Huawei's efforts are part of the global ICT industry's broader push to reduce carbon emissions. The International Telecommunication Union put forward a new standard in 2020 highlighting that compliance with the United Nations Framework Convention on Climate Change Paris Agreement will require the ICT industry to reduce greenhouse gas emissions by 45 percent from 2020 to 2030.

Zhao Houlin, secretary-general of the ITU, said the ITU standard offers authoritative guidance on the pathway toward net zero emissions for the ICT industry.

"The standard is an example of what can be achieved with good collaboration between key partners. It represents a significant contribution to the international efforts in pursuit of the UN Sustainable Development Goals," Zhao said.

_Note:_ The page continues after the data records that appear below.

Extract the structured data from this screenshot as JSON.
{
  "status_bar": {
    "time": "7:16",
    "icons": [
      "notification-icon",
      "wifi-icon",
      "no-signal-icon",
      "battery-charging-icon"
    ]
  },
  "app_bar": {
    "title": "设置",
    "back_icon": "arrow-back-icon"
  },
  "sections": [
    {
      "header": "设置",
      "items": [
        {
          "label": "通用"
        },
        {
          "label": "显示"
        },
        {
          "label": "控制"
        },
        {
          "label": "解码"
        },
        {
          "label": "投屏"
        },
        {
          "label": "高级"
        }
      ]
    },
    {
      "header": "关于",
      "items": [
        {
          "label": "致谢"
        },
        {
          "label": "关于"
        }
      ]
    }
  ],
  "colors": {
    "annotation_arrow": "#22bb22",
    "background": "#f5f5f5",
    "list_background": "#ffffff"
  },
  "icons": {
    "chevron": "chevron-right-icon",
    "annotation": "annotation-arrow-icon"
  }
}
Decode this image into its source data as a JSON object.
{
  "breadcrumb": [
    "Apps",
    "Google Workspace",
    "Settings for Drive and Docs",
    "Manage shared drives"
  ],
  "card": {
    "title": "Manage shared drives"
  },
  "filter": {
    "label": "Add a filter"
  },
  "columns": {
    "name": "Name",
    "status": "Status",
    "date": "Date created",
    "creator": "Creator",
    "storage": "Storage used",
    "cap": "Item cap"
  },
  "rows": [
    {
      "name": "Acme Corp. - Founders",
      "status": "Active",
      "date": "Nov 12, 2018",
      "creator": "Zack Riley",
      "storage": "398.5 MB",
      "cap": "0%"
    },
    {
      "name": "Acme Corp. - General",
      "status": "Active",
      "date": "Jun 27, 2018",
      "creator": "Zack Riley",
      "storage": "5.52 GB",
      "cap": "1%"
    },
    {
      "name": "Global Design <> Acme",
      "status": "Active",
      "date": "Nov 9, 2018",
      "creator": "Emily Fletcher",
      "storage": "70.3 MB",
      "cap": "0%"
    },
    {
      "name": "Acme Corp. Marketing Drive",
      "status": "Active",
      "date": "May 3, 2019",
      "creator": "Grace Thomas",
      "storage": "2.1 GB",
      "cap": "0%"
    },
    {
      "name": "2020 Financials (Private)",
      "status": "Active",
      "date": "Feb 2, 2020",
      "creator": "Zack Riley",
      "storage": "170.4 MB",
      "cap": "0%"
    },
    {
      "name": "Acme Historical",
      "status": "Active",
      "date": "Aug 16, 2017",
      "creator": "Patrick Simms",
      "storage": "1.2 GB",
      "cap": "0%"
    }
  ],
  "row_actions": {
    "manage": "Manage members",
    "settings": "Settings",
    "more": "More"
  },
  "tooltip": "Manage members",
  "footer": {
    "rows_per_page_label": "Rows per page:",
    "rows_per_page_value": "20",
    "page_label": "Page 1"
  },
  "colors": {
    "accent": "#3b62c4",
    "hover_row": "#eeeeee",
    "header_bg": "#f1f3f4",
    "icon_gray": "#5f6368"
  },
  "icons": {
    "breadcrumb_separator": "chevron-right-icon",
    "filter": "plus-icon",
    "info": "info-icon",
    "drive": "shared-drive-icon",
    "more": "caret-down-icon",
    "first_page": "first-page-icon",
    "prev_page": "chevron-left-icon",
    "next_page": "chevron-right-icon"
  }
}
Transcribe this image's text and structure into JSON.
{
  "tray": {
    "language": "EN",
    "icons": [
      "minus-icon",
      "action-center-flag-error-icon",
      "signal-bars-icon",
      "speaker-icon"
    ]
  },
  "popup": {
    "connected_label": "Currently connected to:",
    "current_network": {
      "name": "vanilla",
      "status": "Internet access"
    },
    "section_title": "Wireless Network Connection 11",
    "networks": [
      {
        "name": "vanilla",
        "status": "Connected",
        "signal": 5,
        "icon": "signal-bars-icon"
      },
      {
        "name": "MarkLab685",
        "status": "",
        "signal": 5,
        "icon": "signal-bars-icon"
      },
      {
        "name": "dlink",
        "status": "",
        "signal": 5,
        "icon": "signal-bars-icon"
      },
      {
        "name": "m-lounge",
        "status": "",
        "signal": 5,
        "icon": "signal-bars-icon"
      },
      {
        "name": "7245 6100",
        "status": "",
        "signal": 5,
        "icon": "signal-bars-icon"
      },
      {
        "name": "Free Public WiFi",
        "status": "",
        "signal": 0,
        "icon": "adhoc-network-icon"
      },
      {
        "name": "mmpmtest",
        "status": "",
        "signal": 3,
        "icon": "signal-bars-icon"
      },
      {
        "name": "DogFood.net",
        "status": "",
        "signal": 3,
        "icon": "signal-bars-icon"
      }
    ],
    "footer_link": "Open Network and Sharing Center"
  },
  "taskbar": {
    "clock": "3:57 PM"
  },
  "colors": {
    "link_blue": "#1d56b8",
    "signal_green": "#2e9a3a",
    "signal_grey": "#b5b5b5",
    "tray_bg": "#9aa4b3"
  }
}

The shift to renewable and low-carbon energy is expected to account for the majority of the ICT industry's greenhouse gas emission reductions over the 2020-30 time frame, the ITU said.

ICT companies will also continue to achieve greater energy efficiency, incentivized by associated cost savings as well as revenue-generation opportunities stemming from ICT's increasing ability to improve energy efficiency in other industrial sectors, the ITU added.

Using technologies to pursue sustainable, greener development is also a top priority in China, which is striving to peak carbon dioxide emissions by 2030 and achieve carbon neutrality by 2060.

Xiao Yaqing, minister of industry and information technology, the country's top industry regulator, said earlier that China will encourage industrial firms and parks to cut carbon emissions and prioritize the use of renewable energy.

Amid such strong commitment to green manufacturing, foreign tech companies are also partnering with local suppliers to better protect the environment while producing high-quality products.

US smartphone giant Apple Inc, for instance, has set strict requirements and asked its suppliers to perform audits of their energy use and then implement projects to reduce their carbon footprints.